You want to limit the amount of information you’re providing a student at any given time. Within one exercise, you should only have one focus point at a time. For example, while performing a squat, your focus point might be to keep your heels down. While doing a standing reach, your focus point might be to keep your ribs down instead of flaring them up. In a balance exercise, it could be to keep your eyes level, instead of allowing them to roam around the room. You want to keep your feedback small so your body has time to adapt. When you begin to give too much, your attention becomes dispersed and your movement technique suffers as a result.
One of the most common pitfalls I observe in giving and receiving feedback is overcorrection. If you see the shoulders rolling up as you raise your arm, you may squeeze your shoulders back down so much that your chest becomes rigid and your neck strains. If you see the knees caving in as you squat, you may attempt to push your knees out so much that you lose the line of your foot. When you correct your form, you want to do so in a way that is always softer than you think. Make the necessary adjustment to regain your balance, and then perform the movement a few more times without increasing the tension. Physical culture is a practice that is meant to be subtle.
A slight adjustment that you can repeat comfortably is always more effective than a large adjustment that you cannot sustain. Here is a 15-minute example practice to help you understand the effective use of feedback: Spend three minutes standing and breathing to relax your body before you decide to change it. Spend five minutes on a movement you are familiar with and practice it slowly to identify a repeated pattern in your technique. Spend the next four minutes performing the same movement while making only one adjustment. Don’t try and perfect the technique. Instead, focus on the feeling of the adjustment and see if the movement becomes smoother, more stable, or less tense.

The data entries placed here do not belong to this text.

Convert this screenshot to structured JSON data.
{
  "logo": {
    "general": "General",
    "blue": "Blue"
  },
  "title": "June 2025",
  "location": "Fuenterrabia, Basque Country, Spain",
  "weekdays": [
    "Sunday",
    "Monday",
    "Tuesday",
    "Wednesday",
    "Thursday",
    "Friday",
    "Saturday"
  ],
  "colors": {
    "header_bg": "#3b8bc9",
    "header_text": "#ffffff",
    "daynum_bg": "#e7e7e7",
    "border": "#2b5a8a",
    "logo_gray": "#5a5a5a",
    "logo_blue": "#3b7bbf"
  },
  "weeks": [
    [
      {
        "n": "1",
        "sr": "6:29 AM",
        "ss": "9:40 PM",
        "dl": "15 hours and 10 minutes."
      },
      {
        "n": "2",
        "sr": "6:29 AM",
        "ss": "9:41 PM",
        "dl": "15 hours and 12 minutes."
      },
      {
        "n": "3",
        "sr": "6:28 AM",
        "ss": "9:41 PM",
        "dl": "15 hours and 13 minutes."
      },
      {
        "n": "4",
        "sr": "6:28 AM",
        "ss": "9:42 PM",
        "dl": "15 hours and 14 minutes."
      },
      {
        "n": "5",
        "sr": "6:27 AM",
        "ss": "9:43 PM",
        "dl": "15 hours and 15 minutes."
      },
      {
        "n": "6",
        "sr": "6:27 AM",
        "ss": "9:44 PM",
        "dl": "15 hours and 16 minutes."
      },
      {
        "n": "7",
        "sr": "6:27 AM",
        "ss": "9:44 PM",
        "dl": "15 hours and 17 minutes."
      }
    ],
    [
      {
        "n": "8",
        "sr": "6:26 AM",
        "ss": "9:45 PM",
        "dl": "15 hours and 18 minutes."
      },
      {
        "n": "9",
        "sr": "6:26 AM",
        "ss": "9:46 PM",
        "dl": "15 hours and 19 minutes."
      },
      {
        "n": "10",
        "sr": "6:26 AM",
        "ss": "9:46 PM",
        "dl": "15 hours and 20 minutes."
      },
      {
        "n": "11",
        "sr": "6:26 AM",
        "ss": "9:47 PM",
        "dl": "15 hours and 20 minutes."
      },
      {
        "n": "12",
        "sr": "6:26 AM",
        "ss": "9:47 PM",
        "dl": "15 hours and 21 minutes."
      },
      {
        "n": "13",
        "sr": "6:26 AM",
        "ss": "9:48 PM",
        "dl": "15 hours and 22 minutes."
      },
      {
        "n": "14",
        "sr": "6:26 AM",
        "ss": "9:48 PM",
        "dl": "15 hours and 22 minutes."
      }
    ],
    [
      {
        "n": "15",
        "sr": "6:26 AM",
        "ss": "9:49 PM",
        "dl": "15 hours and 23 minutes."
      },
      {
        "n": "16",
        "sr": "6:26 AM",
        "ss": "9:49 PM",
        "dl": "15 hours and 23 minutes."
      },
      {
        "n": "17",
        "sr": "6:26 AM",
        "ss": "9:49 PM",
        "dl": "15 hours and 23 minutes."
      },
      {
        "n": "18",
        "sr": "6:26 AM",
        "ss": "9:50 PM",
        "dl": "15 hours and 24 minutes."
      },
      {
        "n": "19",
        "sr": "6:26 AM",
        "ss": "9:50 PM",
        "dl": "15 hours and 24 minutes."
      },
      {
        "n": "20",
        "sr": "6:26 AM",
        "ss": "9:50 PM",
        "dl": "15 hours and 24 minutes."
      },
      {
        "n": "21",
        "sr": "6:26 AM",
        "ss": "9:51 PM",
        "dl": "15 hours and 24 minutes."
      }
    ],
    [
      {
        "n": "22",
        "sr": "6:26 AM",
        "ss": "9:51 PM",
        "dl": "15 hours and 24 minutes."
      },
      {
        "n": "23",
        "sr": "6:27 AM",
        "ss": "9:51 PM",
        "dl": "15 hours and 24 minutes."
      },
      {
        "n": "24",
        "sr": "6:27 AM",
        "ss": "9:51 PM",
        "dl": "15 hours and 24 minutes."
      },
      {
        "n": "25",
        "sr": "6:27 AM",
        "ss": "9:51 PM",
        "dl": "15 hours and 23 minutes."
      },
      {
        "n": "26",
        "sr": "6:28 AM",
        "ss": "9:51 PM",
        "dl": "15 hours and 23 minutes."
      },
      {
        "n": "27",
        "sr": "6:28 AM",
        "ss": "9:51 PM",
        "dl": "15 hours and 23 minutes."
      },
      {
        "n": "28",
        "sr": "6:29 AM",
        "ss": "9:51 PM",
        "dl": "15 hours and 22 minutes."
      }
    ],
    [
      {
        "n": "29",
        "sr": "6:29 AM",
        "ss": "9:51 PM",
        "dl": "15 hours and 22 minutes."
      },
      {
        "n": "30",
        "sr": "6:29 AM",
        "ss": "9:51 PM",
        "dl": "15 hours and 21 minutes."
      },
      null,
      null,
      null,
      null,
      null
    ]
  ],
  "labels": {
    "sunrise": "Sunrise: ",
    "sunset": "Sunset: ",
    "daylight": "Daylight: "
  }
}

Finally, spend the last three minutes performing the movement again without thinking and allowing your body to integrate the change you just made. When receiving and giving feedback begins to get murky, always revert back to the question of whether or not the movement feels more spacious or cluttered. Good feedback should always provide you with more space in your breathing, more support in your feet, or more flow in your movement. Poor feedback often results in holding, clenching, and overthinking.
If you find yourself pausing in the middle of a movement, slow it down and reduce the feedback to a single point. If it still feels forced, perform the movement without the adjustment, then with it, and observe the difference. Sometimes comparison can teach you more than forcing yourself to repeat the movement while straining. Over time, feedback will begin to feel less like someone telling you what to do and more like your inner navigation system.
You will start to recognize when your pelvis is rotating too soon, when your neck is engaging too much, or when your movement loses its rhythm halfway through. This type of awareness is one of the understated benefits that come from the practice of physical culture. It doesn’t mean your movement becomes rigid. It means your movement becomes authentic, and authenticity is what will always allow you to refine your movement without stripping your body of its inherent wisdom.